Libysche Warlords werden von der EU hofiert, seitdem Milizenführer wie Khalifa Haftar mit ihren Machtzirkeln die Migrationsroute von Ostlibyen nach Italien ausgebaut und damit direkten Druck erzeugt haben. Die kriminellen Machenschaften seines Clans scheinen gerade für Haftars Beziehungen mit europäischen Staaten ebenso wenig ein Hindernis zu sein wie seine mutmaßliche Verantwortung für massive Kriegsverbrechen und seine Allianz mit der russischen Söldnertruppe „Wagner“.
Die seit 2011 in Libyen entstandenen bewaffneten Gruppen haben in den letzten Jahren einen Marsch durch die Institutionen vollzogen. Mittlerweile sind ihre Vertreter sowohl in Armee und Sicherheitsapparat als auch in zivilen Regierungsämtern auf der Spitzenebene angekommen. Zugleich üben sie massiven Einfluss auf die Besetzung von Schlüsselpositionen und die Verteilung staatlicher Mittel aus. Die daraus erwachsene enge Verquickung privater Interessen mit militärischen Einheiten dürfte Libyens Politik und Sicherheitssektor auf Jahre hinweg ihren Stempel aufdrücken. Auch wenn die Beziehungen zwischen den führenden militärischen Akteuren seit Mitte 2022 von pragmatischen Arrangements geprägt sind, bergen sie weiterhin beträchtliches Konfliktpotential, da Verteilungskonflikte jederzeit in bewaffnete Konfrontationen umschlagen können. Die Konsolidierung der Privatarmeen bedeutet zudem, dass es kaum noch Perspektiven für eine Reform des Sicherheitssektors gibt. Diese Entwicklung stellt europäische Regierungen vor die Frage, wie sie mit immer mächtigeren und repressiveren Milizenführern umgehen sollen.
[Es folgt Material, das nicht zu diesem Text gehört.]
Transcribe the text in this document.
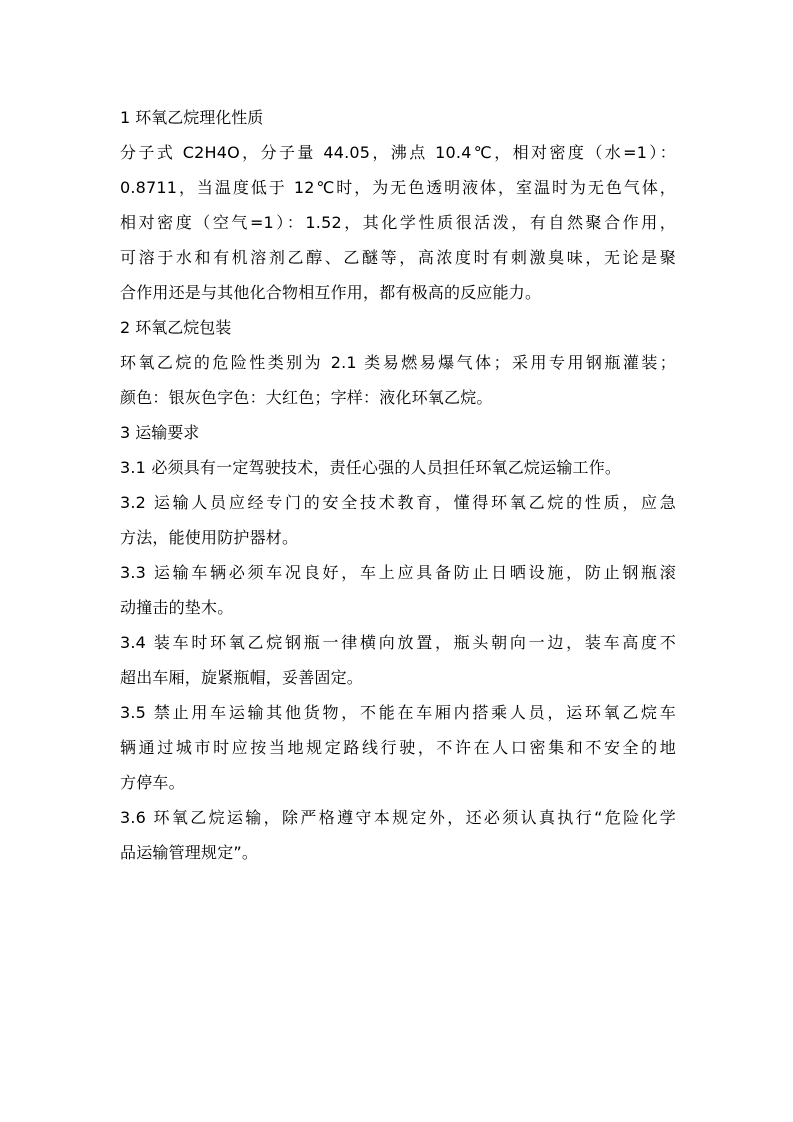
1 环氧乙烷理化性质
分子式 C2H4O，分子量 44.05，沸点 10.4℃，相对密度（水=1）：
0.8711，当温度低于 12℃时，为无色透明液体，室温时为无色气体，
相对密度（空气=1）：1.52，其化学性质很活泼，有自然聚合作用，
可溶于水和有机溶剂乙醇、乙醚等，高浓度时有刺激臭味，无论是聚
合作用还是与其他化合物相互作用，都有极高的反应能力。
2 环氧乙烷包装
环氧乙烷的危险性类别为 2.1 类易燃易爆气体；采用专用钢瓶灌装；
颜色：银灰色字色：大红色；字样：液化环氧乙烷。
3 运输要求
3.1 必须具有一定驾驶技术，责任心强的人员担任环氧乙烷运输工作。
3.2 运输人员应经专门的安全技术教育，懂得环氧乙烷的性质，应急
方法，能使用防护器材。
3.3 运输车辆必须车况良好，车上应具备防止日晒设施，防止钢瓶滚
动撞击的垫木。
3.4 装车时环氧乙烷钢瓶一律横向放置，瓶头朝向一边，装车高度不
超出车厢，旋紧瓶帽，妥善固定。
3.5 禁止用车运输其他货物，不能在车厢内搭乘人员，运环氧乙烷车
辆通过城市时应按当地规定路线行驶，不许在人口密集和不安全的地
方停车。
3.6 环氧乙烷运输，除严格遵守本规定外，还必须认真执行“危险化学
品运输管理规定”。
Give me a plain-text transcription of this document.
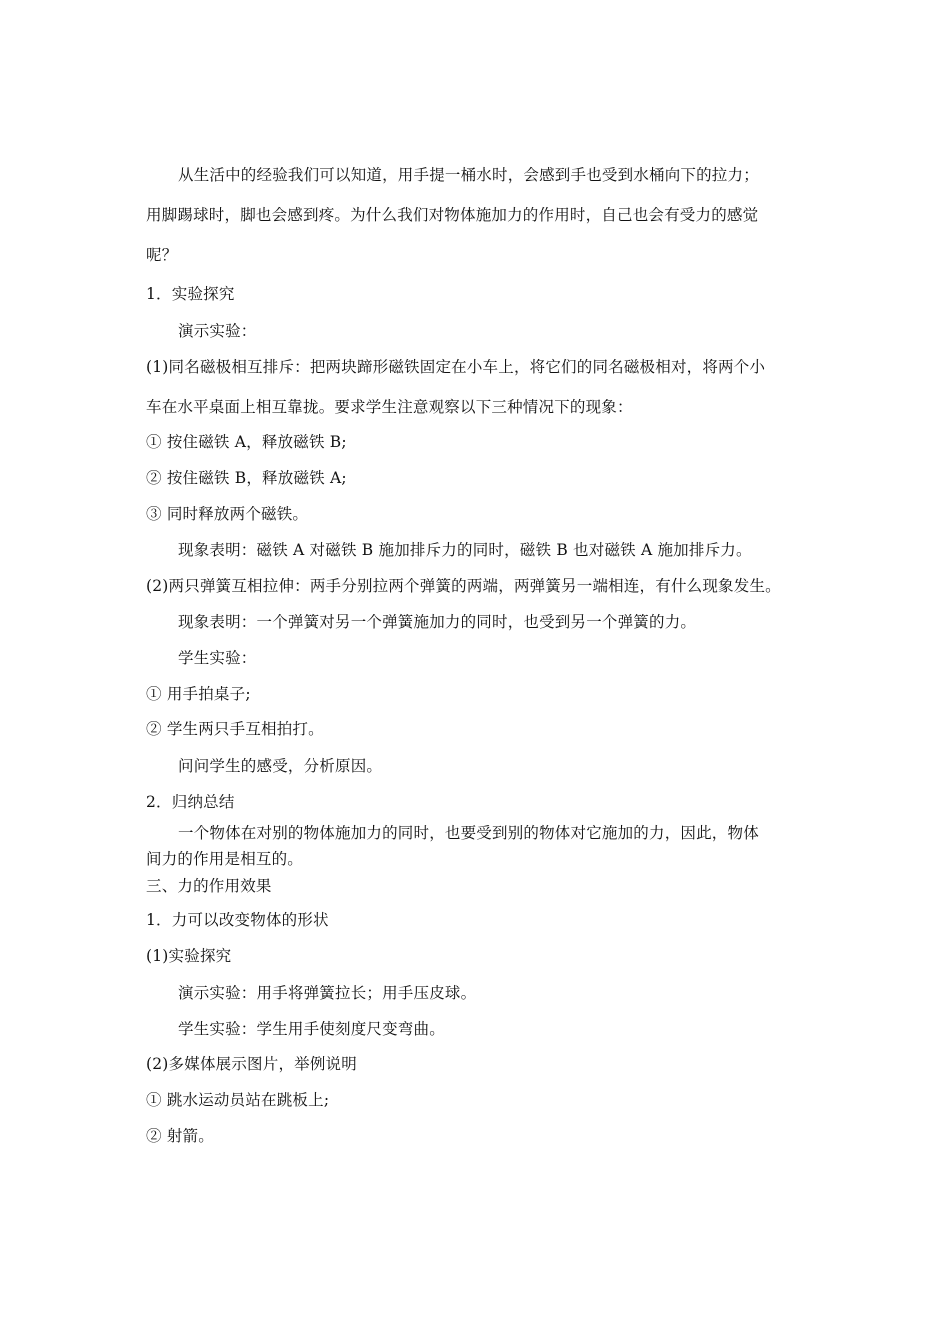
从生活中的经验我们可以知道，用手提一桶水时，会感到手也受到水桶向下的拉力；
用脚踢球时，脚也会感到疼。为什么我们对物体施加力的作用时，自己也会有受力的感觉
呢？
1．实验探究
演示实验：
(1)同名磁极相互排斥：把两块蹄形磁铁固定在小车上，将它们的同名磁极相对，将两个小
车在水平桌面上相互靠拢。要求学生注意观察以下三种情况下的现象：
① 按住磁铁 A，释放磁铁 B;
② 按住磁铁 B，释放磁铁 A;
③ 同时释放两个磁铁。
现象表明：磁铁 A 对磁铁 B 施加排斥力的同时，磁铁 B 也对磁铁 A 施加排斥力。
(2)两只弹簧互相拉伸：两手分别拉两个弹簧的两端，两弹簧另一端相连，有什么现象发生。
现象表明：一个弹簧对另一个弹簧施加力的同时，也受到另一个弹簧的力。
学生实验：
① 用手拍桌子;
② 学生两只手互相拍打。
问问学生的感受，分析原因。
2．归纳总结
一个物体在对别的物体施加力的同时，也要受到别的物体对它施加的力，因此，物体
间力的作用是相互的。
三、力的作用效果
1．力可以改变物体的形状
(1)实验探究
演示实验：用手将弹簧拉长；用手压皮球。
学生实验：学生用手使刻度尺变弯曲。
(2)多媒体展示图片，举例说明
① 跳水运动员站在跳板上;
② 射箭。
Die Milizenführer finanzieren sich zu einem großen Teil über den Menschenschmuggel nach Europa. Diese Kriminellen arbeiten eng mit der Grenzpolizei zusammen und können so unbehelligt Frauen, Kinder, Männer einem lebensgefährlichen Risiko aussetzen, wenn sie in Boote gepfercht werden, welche alles andere als sicher sind für eine Fahrt auf hoher See. Die meisten Schmuggler leben in zwei kleinen libyschen Orten nahe der ägyptischen Grenze. In Kambut und Bi’ral-Ashab nahe der Hafenstadt Tobruk haben Schmugglergrößen wie Muhmamed Abu Sultan das Sagen. Der Libyer ist in der Kyrenaika-Provinz als „Kaiser des Meeres“ bekannt.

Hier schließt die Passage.